4.2.5. Fifth SCU Engagement Phase

During this engagement phase, the friction clutch clearance is travelled backwards by the pressure plate (5). At the same time the coded face gear coupling (10) closes fully in its only possible angular engagement position through firing the SE (superimposing of an additional, mechanical 360°-angular synchronization to reach in sum a 720°-angular synchronization).

The BLDC motor has an integrated brake that is activated when the transmitted current stops at the end of the clutch engagement. The clutch actuation system therefore represents a very efficient on-demand system, as there is no need for energy to keep the SCU closed. Such a clutch actuation system and its very low energy consumption has already been investigated by Stahl et al. [15] in the EMKII-project (“Elektromechanische Kupplungsbetätigung”: Electromechanical Clutch Actuation) with a single ball ramp mechanism on a test bench at the FZG with very good results in terms of shifting time and shift reproducibility.

5. Conclusions

5.1. Summary

As shown in this paper, the special powertrain-layout of the Split-Crankshaft Engine (SCE) generates several unconventional requirements for the connecting clutch unit – the Split-Clutch Unit (SCU) – compared to typical multidisc or start-up clutches. These requirements are e.g. higher differential speeds, untypical friction behavior because of the use of engine oil on the wet running SCU and a 720°-angular synchronization between the primary and the secondary clutch side.

The idea of crankshaft connecting clutches is not new. Various patents in this field exist, but none of them meets all of the previously explained requirements at the same time, and/or they are too complex for wide use in serial production.

In a use-value analysis, several concepts have been analyzed. A clutch concept with electromechanically combined friction-locking and form-locking clutches has finally been assessed as the most appropriate clutch unit concept.

5.2. Outlook

The presented “first stage” concept has been designed and is currently being optimized in a “second stage” SCU, as shown in figure 9. It features several improvements, e.g. withstanding higher rpms, higher shifting rpm, less actuation energy because of an innovative in-between transmission, fewer parts and therefore a much better package. The basic mode of operation stays the same as the first stage clutch, as presented in this paper.

Figure 9. Optimized “second stage” clutch concept of the SCU

The optimized clutch will be manufactured as a prototype and tested at the FZG for the purpose of investigations on the functional and frictional behavior of both sub-clutches.

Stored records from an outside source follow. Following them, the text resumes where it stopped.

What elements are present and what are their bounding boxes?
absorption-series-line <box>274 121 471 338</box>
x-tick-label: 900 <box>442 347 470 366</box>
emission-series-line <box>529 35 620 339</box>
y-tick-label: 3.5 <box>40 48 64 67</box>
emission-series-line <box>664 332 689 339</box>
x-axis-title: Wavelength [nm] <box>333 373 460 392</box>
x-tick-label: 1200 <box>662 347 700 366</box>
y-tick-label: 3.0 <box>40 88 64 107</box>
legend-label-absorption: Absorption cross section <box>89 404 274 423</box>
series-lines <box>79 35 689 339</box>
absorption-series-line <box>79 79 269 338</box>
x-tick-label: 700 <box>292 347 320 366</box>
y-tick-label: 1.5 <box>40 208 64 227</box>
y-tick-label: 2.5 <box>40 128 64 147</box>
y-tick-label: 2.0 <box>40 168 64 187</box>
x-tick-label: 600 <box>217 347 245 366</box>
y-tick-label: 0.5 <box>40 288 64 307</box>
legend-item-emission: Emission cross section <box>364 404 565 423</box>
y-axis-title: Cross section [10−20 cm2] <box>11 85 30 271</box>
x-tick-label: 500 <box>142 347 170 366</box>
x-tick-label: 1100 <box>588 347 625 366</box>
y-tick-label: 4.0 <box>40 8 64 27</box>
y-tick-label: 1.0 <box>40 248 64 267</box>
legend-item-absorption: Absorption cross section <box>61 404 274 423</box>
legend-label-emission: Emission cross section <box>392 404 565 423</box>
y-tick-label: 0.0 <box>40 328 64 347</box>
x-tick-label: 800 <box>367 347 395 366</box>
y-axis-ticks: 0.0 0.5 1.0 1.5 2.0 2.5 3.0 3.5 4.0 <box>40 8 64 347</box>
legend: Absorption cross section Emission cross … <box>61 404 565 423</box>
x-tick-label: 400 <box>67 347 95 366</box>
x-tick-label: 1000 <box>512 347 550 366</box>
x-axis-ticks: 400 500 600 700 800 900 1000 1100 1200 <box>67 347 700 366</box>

Preliminary investigations on the ZF/FZG SSP-180 synchronizer test bench with a woven carbon synchronizer in 0W40 engine oil showed a good frictional behavior that will be detailed later on together with results of currently running simulation models.

ACKNOWLEDGEMENTS

The authors would like to thank the DFG (Deutsche Forschungsgemeinschaft / German Research Foundation) for the research grant of the project “Development of a cost- and fuel-efficient Split-Combustion Engine” STA 1198/2-2.